My Tuba Support
The old Martin that I fixed up plays like a dream but it's too heavy to rest on my lap for long periods of time. Because of its detachable bell I could not raise the leadpipe enough to allow the instrument to rest on the chair while playing. For a time I carried a ball of socks to rest it on. That worked well, but it was just one more thing to worry about misplacing.
So I decided to make an adjustable support that would be attached to the instrument but easily removable. I cut a piece of 2x4 (wood) to fit against the two lower bows of the tuba, making the rough cuts with a saber saw and then adjusting the notches with a wood rasp. Rather than attaching it with bolts and wing nuts, which might possibly crush the tubing, I chose to lash it on with heavy string. For added protection and extra friction I placed a sheet of rubber shelving material between the wood and the tuba. I drilled a hole about 6" deep to accomodate a threaded rod, and used epoxy to cement a nut into the open (lower) end of the hole so that the rod could easily be screwed in or out. I put a rubber stopper from a chem lab over the end of the rod, and a rubber cane tip over the stopper to protect the chair.
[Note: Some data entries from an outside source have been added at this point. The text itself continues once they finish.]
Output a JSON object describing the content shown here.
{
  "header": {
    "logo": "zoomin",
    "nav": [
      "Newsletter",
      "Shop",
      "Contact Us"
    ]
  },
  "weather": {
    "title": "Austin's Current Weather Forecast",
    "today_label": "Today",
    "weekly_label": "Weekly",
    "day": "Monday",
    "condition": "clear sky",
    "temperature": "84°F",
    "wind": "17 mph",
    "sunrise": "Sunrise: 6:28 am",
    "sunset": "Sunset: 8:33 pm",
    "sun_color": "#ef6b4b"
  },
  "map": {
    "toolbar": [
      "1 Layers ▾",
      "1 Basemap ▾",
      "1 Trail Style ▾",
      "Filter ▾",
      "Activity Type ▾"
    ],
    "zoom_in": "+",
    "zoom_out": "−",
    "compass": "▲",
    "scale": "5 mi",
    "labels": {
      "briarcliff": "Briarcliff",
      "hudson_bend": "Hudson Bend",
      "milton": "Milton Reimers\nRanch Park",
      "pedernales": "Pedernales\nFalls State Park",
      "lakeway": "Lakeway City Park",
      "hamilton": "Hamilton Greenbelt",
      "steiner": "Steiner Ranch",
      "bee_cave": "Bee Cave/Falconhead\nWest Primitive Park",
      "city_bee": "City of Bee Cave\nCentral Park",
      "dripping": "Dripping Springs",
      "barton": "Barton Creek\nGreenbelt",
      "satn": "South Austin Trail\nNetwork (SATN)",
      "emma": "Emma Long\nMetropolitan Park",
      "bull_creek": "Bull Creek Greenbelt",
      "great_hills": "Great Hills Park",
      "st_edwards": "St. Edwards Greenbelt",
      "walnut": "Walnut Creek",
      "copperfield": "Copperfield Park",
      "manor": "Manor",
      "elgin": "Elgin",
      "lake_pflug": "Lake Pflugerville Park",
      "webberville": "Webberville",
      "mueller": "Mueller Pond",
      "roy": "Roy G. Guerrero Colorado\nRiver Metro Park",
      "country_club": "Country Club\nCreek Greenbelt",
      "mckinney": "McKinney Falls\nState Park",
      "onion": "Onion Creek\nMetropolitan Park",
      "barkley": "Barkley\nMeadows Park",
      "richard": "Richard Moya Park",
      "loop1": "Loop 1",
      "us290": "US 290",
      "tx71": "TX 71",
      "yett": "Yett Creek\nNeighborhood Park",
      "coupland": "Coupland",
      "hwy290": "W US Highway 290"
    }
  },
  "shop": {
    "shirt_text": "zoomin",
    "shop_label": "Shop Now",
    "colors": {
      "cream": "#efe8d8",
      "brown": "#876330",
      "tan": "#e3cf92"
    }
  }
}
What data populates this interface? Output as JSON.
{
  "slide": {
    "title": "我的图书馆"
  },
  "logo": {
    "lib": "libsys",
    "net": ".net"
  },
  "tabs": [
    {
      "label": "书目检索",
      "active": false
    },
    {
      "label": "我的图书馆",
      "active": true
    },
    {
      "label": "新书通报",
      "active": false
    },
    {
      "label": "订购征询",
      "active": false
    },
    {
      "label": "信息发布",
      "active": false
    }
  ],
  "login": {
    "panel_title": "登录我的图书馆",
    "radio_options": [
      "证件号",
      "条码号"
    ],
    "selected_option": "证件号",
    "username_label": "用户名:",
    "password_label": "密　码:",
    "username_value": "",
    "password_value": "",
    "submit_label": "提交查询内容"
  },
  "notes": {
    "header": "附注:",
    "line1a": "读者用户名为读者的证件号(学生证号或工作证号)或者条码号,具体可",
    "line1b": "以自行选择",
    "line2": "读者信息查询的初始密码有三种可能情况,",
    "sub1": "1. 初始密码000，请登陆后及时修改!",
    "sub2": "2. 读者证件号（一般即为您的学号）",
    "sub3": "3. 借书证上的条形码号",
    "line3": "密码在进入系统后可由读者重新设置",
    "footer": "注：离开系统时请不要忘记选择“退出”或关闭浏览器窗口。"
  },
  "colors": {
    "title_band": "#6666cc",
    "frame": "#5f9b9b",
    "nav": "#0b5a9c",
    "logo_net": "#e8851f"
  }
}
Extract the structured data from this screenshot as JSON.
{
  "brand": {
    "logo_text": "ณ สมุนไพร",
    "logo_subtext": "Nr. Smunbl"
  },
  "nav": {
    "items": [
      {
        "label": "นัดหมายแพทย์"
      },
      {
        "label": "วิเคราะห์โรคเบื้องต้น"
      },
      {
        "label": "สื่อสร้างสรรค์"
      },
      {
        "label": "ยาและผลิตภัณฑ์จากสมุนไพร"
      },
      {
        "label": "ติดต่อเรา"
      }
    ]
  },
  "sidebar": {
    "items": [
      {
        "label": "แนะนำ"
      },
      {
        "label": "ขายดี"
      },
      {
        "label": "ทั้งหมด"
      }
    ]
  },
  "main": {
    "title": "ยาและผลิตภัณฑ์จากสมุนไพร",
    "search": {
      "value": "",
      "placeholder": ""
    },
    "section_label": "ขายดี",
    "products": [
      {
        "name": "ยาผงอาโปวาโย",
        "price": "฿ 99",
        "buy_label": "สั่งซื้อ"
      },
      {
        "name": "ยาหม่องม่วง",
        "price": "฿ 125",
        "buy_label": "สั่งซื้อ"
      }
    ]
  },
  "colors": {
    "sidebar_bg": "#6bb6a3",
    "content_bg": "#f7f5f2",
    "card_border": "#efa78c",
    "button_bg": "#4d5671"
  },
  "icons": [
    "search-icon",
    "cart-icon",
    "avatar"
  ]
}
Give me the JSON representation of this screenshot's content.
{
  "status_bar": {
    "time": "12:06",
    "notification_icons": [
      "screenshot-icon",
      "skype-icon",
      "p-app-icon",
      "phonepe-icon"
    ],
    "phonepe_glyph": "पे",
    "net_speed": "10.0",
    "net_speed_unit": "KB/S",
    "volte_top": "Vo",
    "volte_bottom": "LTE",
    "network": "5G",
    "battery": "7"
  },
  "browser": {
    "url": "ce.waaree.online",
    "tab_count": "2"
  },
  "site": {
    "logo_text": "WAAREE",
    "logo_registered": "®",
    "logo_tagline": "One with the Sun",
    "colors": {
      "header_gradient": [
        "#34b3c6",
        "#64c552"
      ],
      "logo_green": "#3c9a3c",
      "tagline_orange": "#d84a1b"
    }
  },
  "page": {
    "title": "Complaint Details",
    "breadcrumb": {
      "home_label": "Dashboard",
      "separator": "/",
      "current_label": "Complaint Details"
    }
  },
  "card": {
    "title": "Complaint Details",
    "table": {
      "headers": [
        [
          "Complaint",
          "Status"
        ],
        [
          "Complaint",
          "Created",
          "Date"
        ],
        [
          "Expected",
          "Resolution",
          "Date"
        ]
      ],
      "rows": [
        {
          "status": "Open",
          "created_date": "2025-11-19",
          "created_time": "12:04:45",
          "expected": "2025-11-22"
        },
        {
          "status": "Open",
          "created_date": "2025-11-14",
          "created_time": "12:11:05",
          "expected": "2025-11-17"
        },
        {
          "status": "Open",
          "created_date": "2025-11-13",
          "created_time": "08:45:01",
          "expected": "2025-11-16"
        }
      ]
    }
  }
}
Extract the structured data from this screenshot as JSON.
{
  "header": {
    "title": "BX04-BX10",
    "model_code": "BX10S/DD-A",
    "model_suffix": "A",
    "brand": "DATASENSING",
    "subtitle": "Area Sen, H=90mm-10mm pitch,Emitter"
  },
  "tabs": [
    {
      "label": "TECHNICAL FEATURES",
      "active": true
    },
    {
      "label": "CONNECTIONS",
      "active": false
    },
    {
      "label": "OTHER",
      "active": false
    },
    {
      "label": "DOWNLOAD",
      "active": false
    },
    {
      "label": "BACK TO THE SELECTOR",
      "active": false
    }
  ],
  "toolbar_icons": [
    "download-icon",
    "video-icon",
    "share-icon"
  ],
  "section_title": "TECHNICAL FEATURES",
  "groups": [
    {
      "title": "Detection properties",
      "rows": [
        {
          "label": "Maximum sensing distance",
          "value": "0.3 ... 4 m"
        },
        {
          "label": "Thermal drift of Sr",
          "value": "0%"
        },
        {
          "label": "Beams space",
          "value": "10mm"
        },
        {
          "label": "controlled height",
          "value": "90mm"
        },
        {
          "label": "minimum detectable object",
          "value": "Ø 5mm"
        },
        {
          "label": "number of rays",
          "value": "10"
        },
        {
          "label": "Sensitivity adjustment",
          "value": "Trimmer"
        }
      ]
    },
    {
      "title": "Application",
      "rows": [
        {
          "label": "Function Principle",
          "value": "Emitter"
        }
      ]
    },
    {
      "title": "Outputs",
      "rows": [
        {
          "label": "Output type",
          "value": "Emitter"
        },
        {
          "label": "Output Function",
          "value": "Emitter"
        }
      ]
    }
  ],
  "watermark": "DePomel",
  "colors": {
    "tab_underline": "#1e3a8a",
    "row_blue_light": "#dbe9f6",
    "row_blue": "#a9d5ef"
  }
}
At first the assembly tended to slip around the bows toward the smaller end in spite of my efforts to lash it securely; I solved that problem by soldering a strap ring onto the bow for the block to rest against. Since then it hasn't budged. The ring is visible in the photos above and below.
It is important for the support to be positioned so that the tuba is balanced so that minimal effort is required to hold in in playing position. During long rehearsals I find that an occasional small height adjustment helps me to avoid fatigue. I am sure that a real craftsman could find a way to make a better-looking support, but this one does the job for me.